Organizzata dall’Associazione Agorà ’81, la rassegna, svoltasi l’11 e il 12 luglio, ha richiamato centinaia di persone nella prima serata, trasformando Capistrello in un palcoscenico di musica, cultura e condivisione. Tra canti popolari, costumi tradizionali e l’esibizione di numerosi gruppi folkloristici, anche provenienti dall’estero, il pubblico ha potuto vivere uno spettacolo ricco di colori, suoni e identità diverse, unite dal linguaggio universale della musica.
Particolarmente significativo il momento dedicato al coro “Le Mani Bianche”, protagonista di una performance intensa e coinvolgente che ha portato sul palco un forte messaggio di inclusione, solidarietà e partecipazione. Un’esibizione che ha saputo toccare il cuore dei presenti, affiancando ai valori dell’amicizia e della pace quello di una comunità aperta e attenta a tutti.
Nel corso della serata, la presidente dell’Associazione Agorà ’81, Eleonora Di Giacomo, ha consegnato una targa di riconoscimento all’Amministrazione comunale per celebrare insieme il venticinquesimo anno della manifestazione, un gesto simbolico che testimonia la proficua collaborazione tra istituzioni e associazionismo nella promozione del territorio.

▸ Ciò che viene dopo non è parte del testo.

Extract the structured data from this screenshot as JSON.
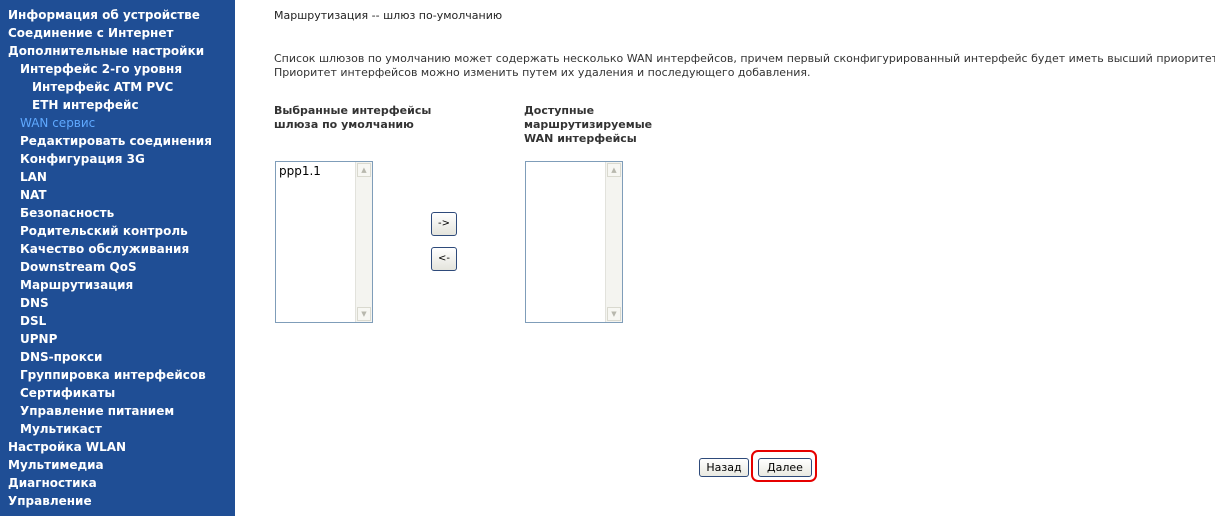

Parole di apprezzamento sono state espresse per tutti i volontari e le volontarie dell’associazione, il cui impegno, portato avanti con passione e dedizione nel corso degli anni, ha permesso a “Capistrello Canta” di crescere fino a diventare un evento atteso e apprezzato ben oltre i confini locali.
La festa prosegue con la seconda serata, che vedrà protagonista il concerto in programma nella Villa Comunale, destinato a chiudere un’edizione speciale nel segno della musica e della partecipazione.
Venticinque anni dopo la prima edizione, “Capistrello Canta” continua a rappresentare molto più di una semplice rassegna folkloristica: è un patrimonio culturale condiviso, una tradizione che si rinnova e un simbolo dell’identità di una comunità capace di guardare al futuro senza dimenticare le proprie radici.